After I put together the table, my wife and I ranked our favorites. I chose the ones we’d enjoy most, subject to the constraint of a consistent harvest. No use in growing only cold-season crops (spring and fall) with nothing to eat in the summer. Here’s the worksheet:

My notes on choosing vegetables

Once we settled on a list of plants, I selected varieties for taste, time to maturity, and growing season. I’ll try to grow the plants below in the first cold season:

  • Lettuces: Gourmet blend, Simpson Elite, Deer Tongue
  • Peas: Super sugar snap, Mammoth melting sugar, and Mr. Big
  • Tomatoes: Pink Brandywine, Rutgers, and Super Sweet 100 Hybrid

Starting seeds

Seeds require water, heat, food, and light. My approach has been to build a system with a large margin for error. Here are the components:

  • Wire shelving
  • Self-watering seedling tray
  • Heating pad with controller
  • Lights
  • Power strip
  • Extension cable
  • Timer

To germinate seeds, you have to provide the right amount of water and heat. The self-watering seedling tray ensures the proper water supply.
The heating pad and controller helps me provide the heat. (I went overboard this year by building a PID controller, not realizing the heating pad didn’t put out enough power to make for a responsive system. I can live with the controller though, as I’d been meaning to build a secondary controlled rig for, say, yogurt making.) To sustain seeds, you have to provide the right amount of food and light. In the beginning, seedlings live off food stores in the seed. After the seeds germinate, the hanging fluorescent lights provide a long-lived, consistent supply of light. I bought a timer to make sure the lights would provide the right amount of light (i.e. 16 hours of light per day). Fertilizer can also be added to the seedling tray as necessary.
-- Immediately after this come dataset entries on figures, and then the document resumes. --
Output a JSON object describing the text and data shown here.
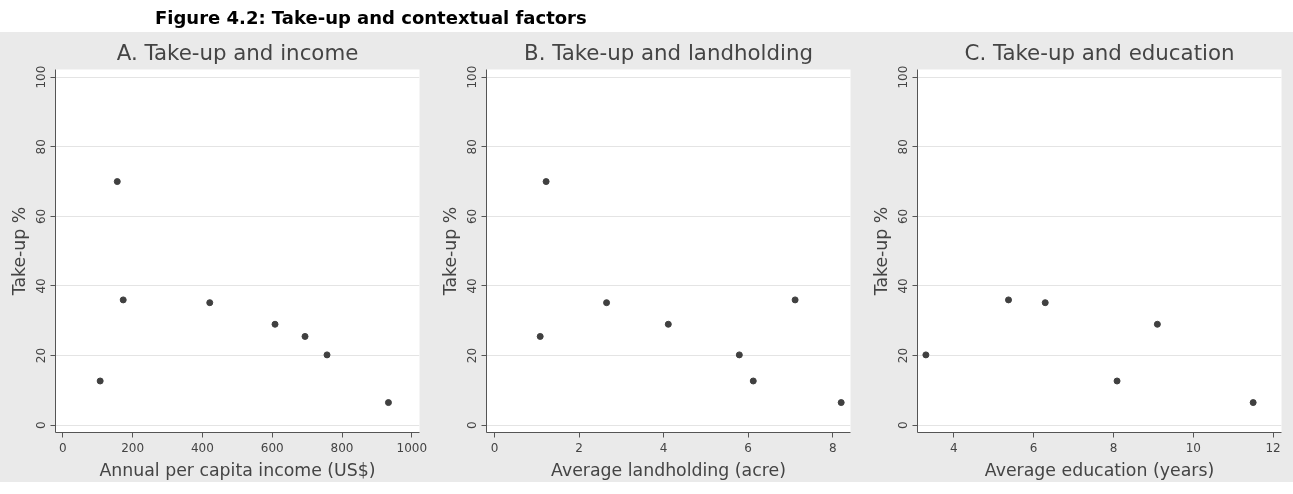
{
  "chart_data": [
    {
      "type": "scatter",
      "title": "A. Take-up and income",
      "xlabel": "Annual per capita income (US$)",
      "ylabel": "Take-up %",
      "annotations": [
        "Figure 4.2: Take-up and contextual factors"
      ],
      "x": [
        107,
        156,
        173,
        421,
        608,
        694,
        757,
        933
      ],
      "series": [
        {
          "color": "#404040",
          "values": [
            12.7,
            70,
            36,
            35.2,
            29,
            25.5,
            20.2,
            6.5
          ]
        }
      ],
      "xlim": [
        -21,
        1022
      ],
      "xticks": [
        0,
        200,
        400,
        600,
        800,
        1000
      ],
      "ylim": [
        -2.1,
        102.2
      ],
      "yticks": [
        0,
        20,
        40,
        60,
        80,
        100
      ],
      "grid": "y",
      "marker": "circle"
    },
    {
      "type": "scatter",
      "title": "B. Take-up and landholding",
      "xlabel": "Average landholding (acre)",
      "ylabel": "Take-up %",
      "x": [
        1.08,
        1.22,
        2.65,
        4.11,
        5.79,
        6.12,
        7.11,
        8.2
      ],
      "series": [
        {
          "color": "#404040",
          "values": [
            25.5,
            70,
            35.2,
            29,
            20.2,
            12.7,
            36,
            6.5
          ]
        }
      ],
      "xlim": [
        -0.19,
        8.42
      ],
      "xticks": [
        0,
        2,
        4,
        6,
        8
      ],
      "ylim": [
        -2.1,
        102.2
      ],
      "yticks": [
        0,
        20,
        40,
        60,
        80,
        100
      ],
      "grid": "y",
      "marker": "circle"
    },
    {
      "type": "scatter",
      "title": "C. Take-up and education",
      "xlabel": "Average education (years)",
      "ylabel": "Take-up %",
      "x": [
        3.3,
        5.37,
        6.29,
        8.09,
        9.1,
        11.5
      ],
      "series": [
        {
          "color": "#404040",
          "values": [
            20.2,
            36,
            35.2,
            12.7,
            29,
            6.5
          ]
        }
      ],
      "xlim": [
        3.09,
        12.21
      ],
      "xticks": [
        4,
        6,
        8,
        10,
        12
      ],
      "ylim": [
        -2.1,
        102.2
      ],
      "yticks": [
        0,
        20,
        40,
        60,
        80,
        100
      ],
      "grid": "y",
      "marker": "circle"
    }
  ]
}
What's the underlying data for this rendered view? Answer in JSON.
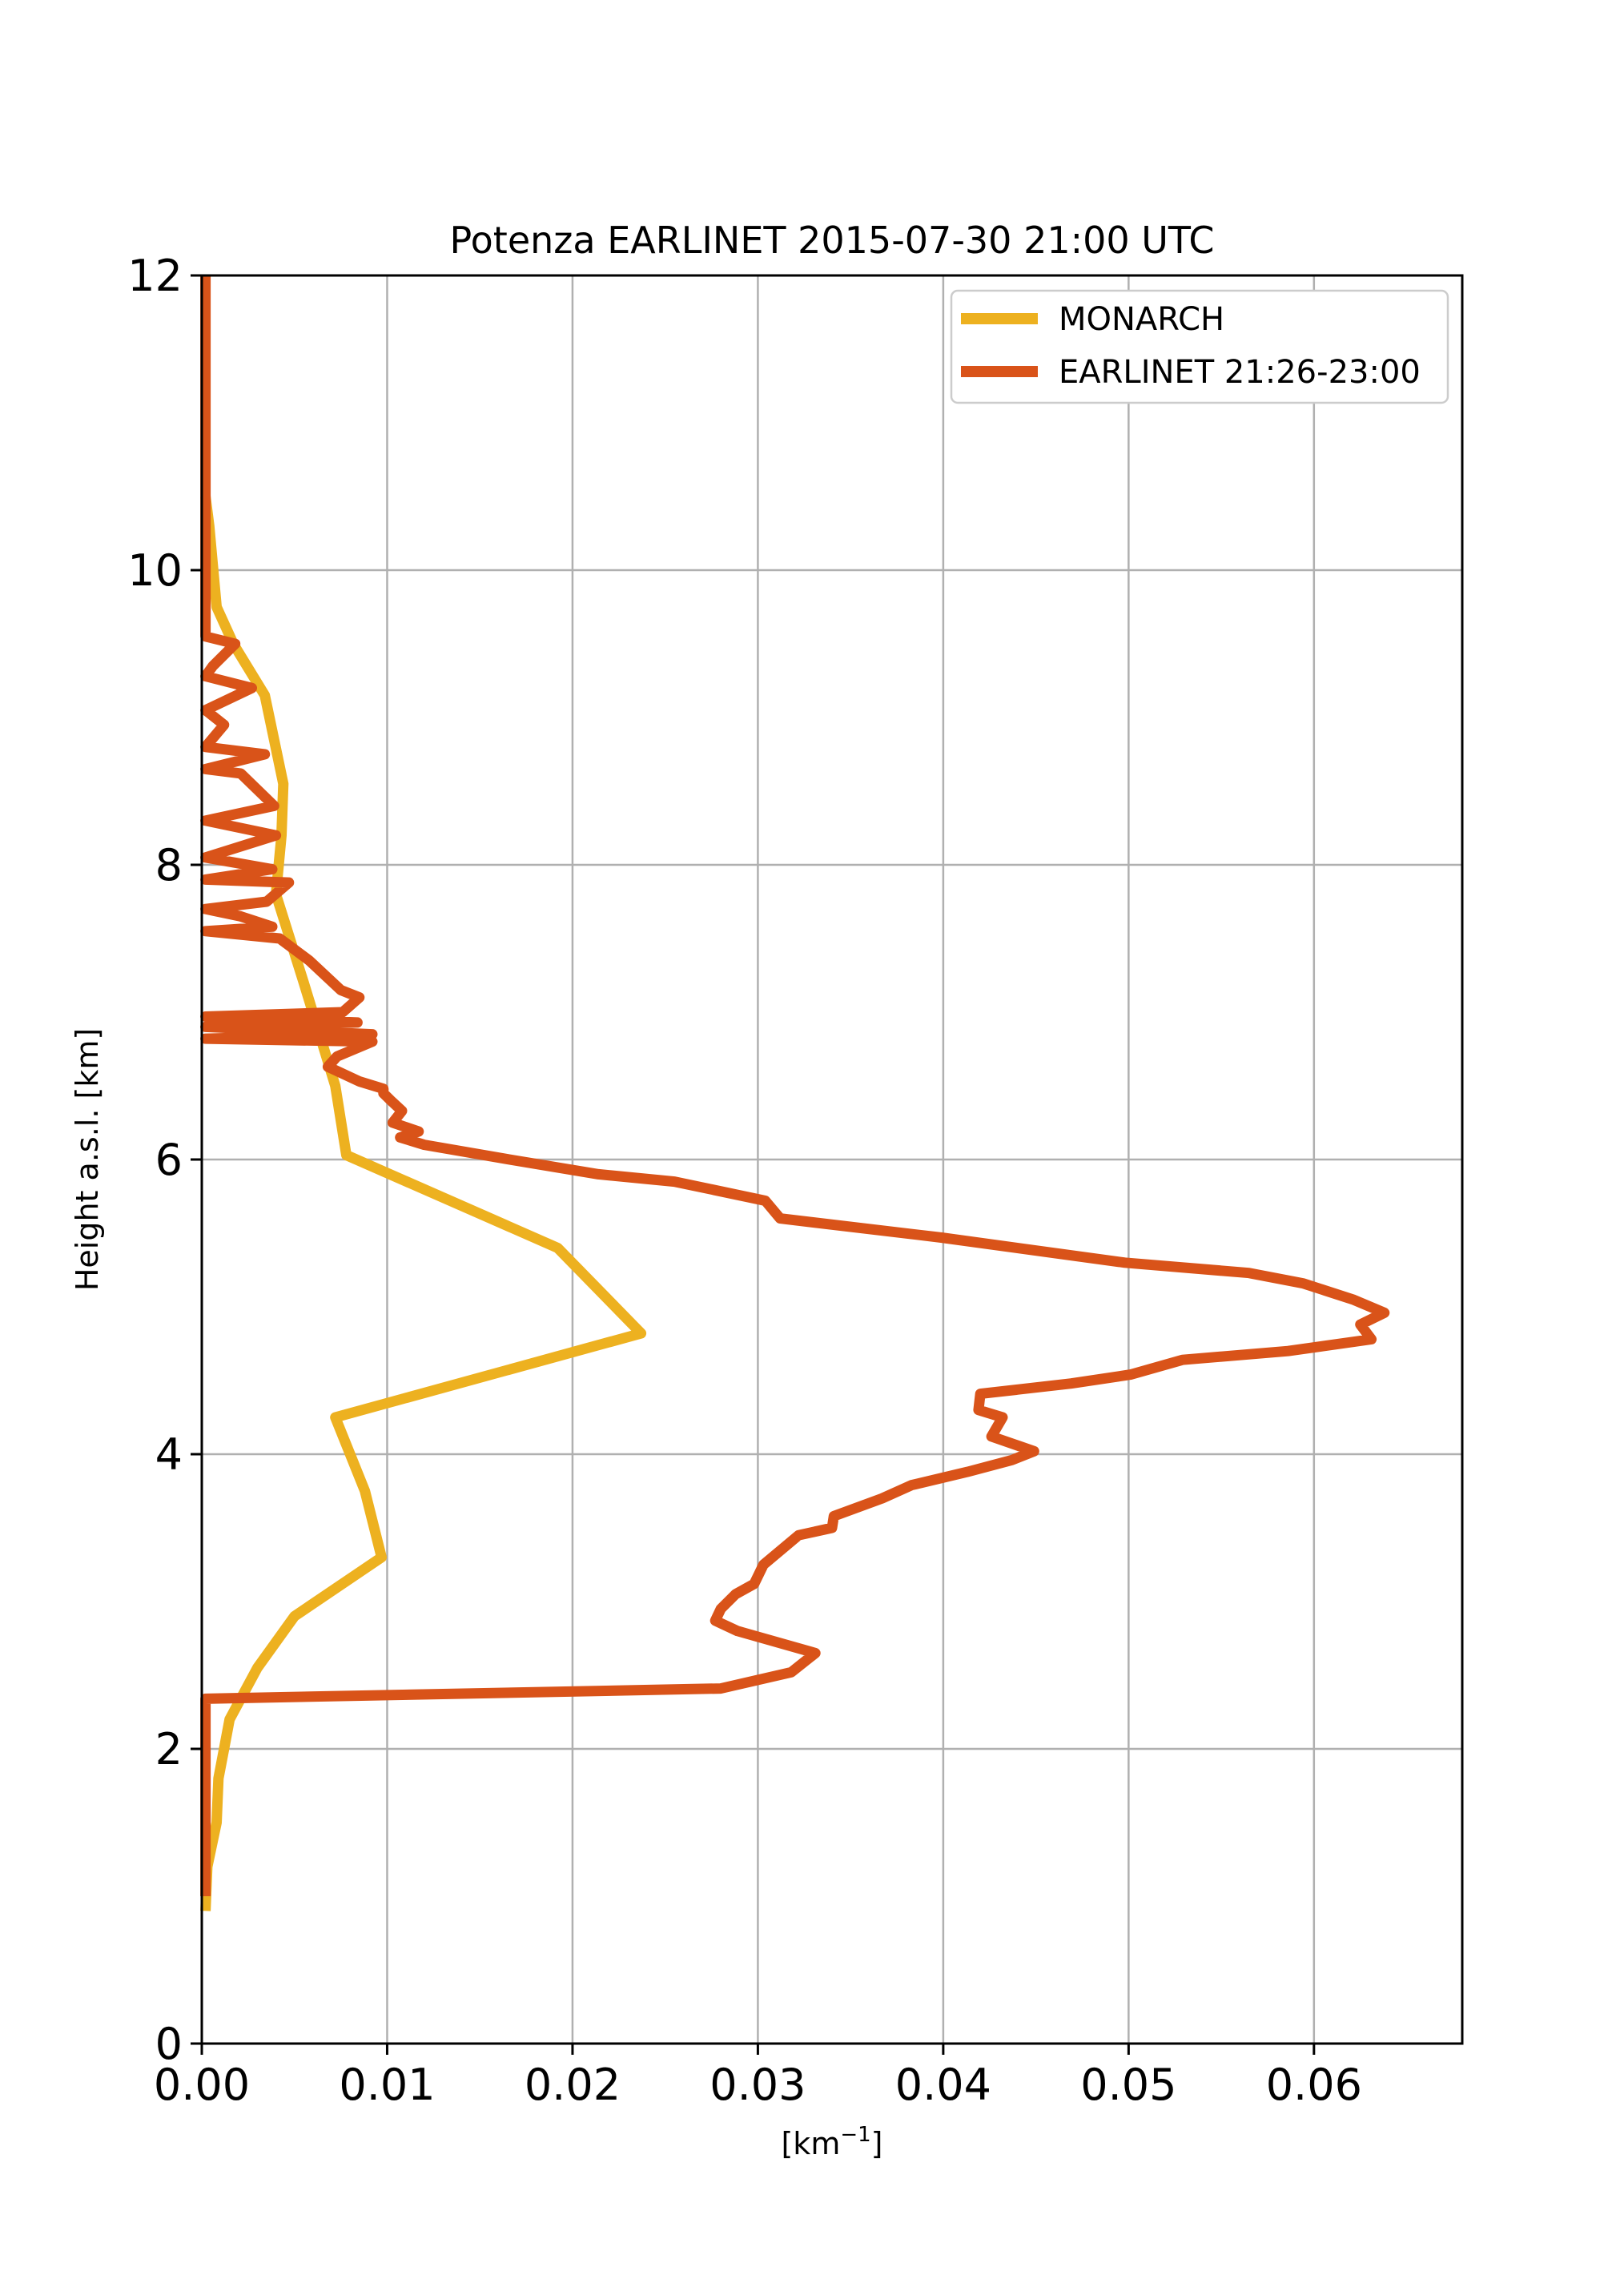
{
  "chart_data": {
    "type": "line",
    "title": "Potenza EARLINET 2015-07-30 21:00 UTC",
    "xlabel_base": "[km",
    "xlabel_sup": "−1",
    "xlabel_end": "]",
    "ylabel": "Height a.s.l. [km]",
    "xlim": [
      0,
      0.068
    ],
    "ylim": [
      0,
      12
    ],
    "xticks": [
      0.0,
      0.01,
      0.02,
      0.03,
      0.04,
      0.05,
      0.06
    ],
    "xtick_labels": [
      "0.00",
      "0.01",
      "0.02",
      "0.03",
      "0.04",
      "0.05",
      "0.06"
    ],
    "yticks": [
      0,
      2,
      4,
      6,
      8,
      10,
      12
    ],
    "ytick_labels": [
      "0",
      "2",
      "4",
      "6",
      "8",
      "10",
      "12"
    ],
    "grid": true,
    "legend_position": "top-right",
    "series": [
      {
        "name": "MONARCH",
        "color": "#EDB120",
        "points": [
          [
            0.0002,
            0.9
          ],
          [
            0.0003,
            1.2
          ],
          [
            0.0008,
            1.5
          ],
          [
            0.0009,
            1.8
          ],
          [
            0.0012,
            2.0
          ],
          [
            0.0015,
            2.2
          ],
          [
            0.003,
            2.55
          ],
          [
            0.005,
            2.9
          ],
          [
            0.0097,
            3.3
          ],
          [
            0.0088,
            3.75
          ],
          [
            0.0072,
            4.25
          ],
          [
            0.0237,
            4.82
          ],
          [
            0.0192,
            5.4
          ],
          [
            0.0078,
            6.03
          ],
          [
            0.0072,
            6.5
          ],
          [
            0.0055,
            7.2
          ],
          [
            0.004,
            7.8
          ],
          [
            0.0043,
            8.2
          ],
          [
            0.0044,
            8.55
          ],
          [
            0.0034,
            9.15
          ],
          [
            0.0017,
            9.5
          ],
          [
            0.0008,
            9.75
          ],
          [
            0.0004,
            10.3
          ],
          [
            0.0002,
            10.5
          ]
        ]
      },
      {
        "name": "EARLINET 21:26-23:00",
        "color": "#D95319",
        "points": [
          [
            0.0002,
            1.0
          ],
          [
            0.0002,
            2.34
          ],
          [
            0.028,
            2.41
          ],
          [
            0.0318,
            2.52
          ],
          [
            0.0331,
            2.65
          ],
          [
            0.0289,
            2.8
          ],
          [
            0.0277,
            2.87
          ],
          [
            0.028,
            2.95
          ],
          [
            0.0288,
            3.05
          ],
          [
            0.0298,
            3.12
          ],
          [
            0.0303,
            3.25
          ],
          [
            0.0322,
            3.45
          ],
          [
            0.034,
            3.5
          ],
          [
            0.0341,
            3.58
          ],
          [
            0.0367,
            3.7
          ],
          [
            0.0383,
            3.79
          ],
          [
            0.0413,
            3.88
          ],
          [
            0.0437,
            3.96
          ],
          [
            0.0449,
            4.02
          ],
          [
            0.0426,
            4.12
          ],
          [
            0.0432,
            4.25
          ],
          [
            0.0419,
            4.3
          ],
          [
            0.042,
            4.41
          ],
          [
            0.0469,
            4.48
          ],
          [
            0.0501,
            4.54
          ],
          [
            0.0529,
            4.64
          ],
          [
            0.0586,
            4.7
          ],
          [
            0.0631,
            4.78
          ],
          [
            0.0625,
            4.88
          ],
          [
            0.0638,
            4.96
          ],
          [
            0.0621,
            5.05
          ],
          [
            0.0594,
            5.16
          ],
          [
            0.0565,
            5.23
          ],
          [
            0.0498,
            5.3
          ],
          [
            0.0399,
            5.47
          ],
          [
            0.0312,
            5.6
          ],
          [
            0.0304,
            5.72
          ],
          [
            0.0255,
            5.85
          ],
          [
            0.0214,
            5.9
          ],
          [
            0.0166,
            6.0
          ],
          [
            0.012,
            6.1
          ],
          [
            0.0107,
            6.15
          ],
          [
            0.0117,
            6.19
          ],
          [
            0.0103,
            6.25
          ],
          [
            0.0108,
            6.33
          ],
          [
            0.0102,
            6.4
          ],
          [
            0.0098,
            6.45
          ],
          [
            0.0098,
            6.48
          ],
          [
            0.0085,
            6.53
          ],
          [
            0.0068,
            6.63
          ],
          [
            0.0073,
            6.7
          ],
          [
            0.0092,
            6.8
          ],
          [
            0.0002,
            6.82
          ],
          [
            0.0092,
            6.85
          ],
          [
            0.0002,
            6.9
          ],
          [
            0.0084,
            6.93
          ],
          [
            0.0002,
            6.97
          ],
          [
            0.0076,
            7.0
          ],
          [
            0.0085,
            7.1
          ],
          [
            0.0075,
            7.15
          ],
          [
            0.0058,
            7.35
          ],
          [
            0.0042,
            7.5
          ],
          [
            0.0002,
            7.55
          ],
          [
            0.0038,
            7.58
          ],
          [
            0.0021,
            7.65
          ],
          [
            0.0002,
            7.7
          ],
          [
            0.0035,
            7.75
          ],
          [
            0.0047,
            7.88
          ],
          [
            0.0002,
            7.9
          ],
          [
            0.0038,
            7.97
          ],
          [
            0.0002,
            8.05
          ],
          [
            0.004,
            8.2
          ],
          [
            0.0002,
            8.3
          ],
          [
            0.0039,
            8.4
          ],
          [
            0.0021,
            8.62
          ],
          [
            0.0002,
            8.65
          ],
          [
            0.0034,
            8.75
          ],
          [
            0.0002,
            8.8
          ],
          [
            0.0012,
            8.95
          ],
          [
            0.0002,
            9.05
          ],
          [
            0.0027,
            9.2
          ],
          [
            0.0002,
            9.28
          ],
          [
            0.0006,
            9.35
          ],
          [
            0.0018,
            9.5
          ],
          [
            0.0002,
            9.55
          ],
          [
            0.0002,
            12.0
          ]
        ]
      }
    ]
  }
}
After putting together the seedling unit, starting seeds was actually very simple:

  1. Add growing medium to seedling tray and hydrate according to the instructions,
  2. Add two to three seeds to each cell in the tray (except for peas which are ginormous in comparison to, say, lettuce seeds),
  3. Cover, heat, and maintain water supply,
  4. When the first seedlings emerge, prop open the cover to improve air circulation, and
  5. When all the seedlings emerge, provide the light supply

A picture gallery of my setup is at the beginning of the post.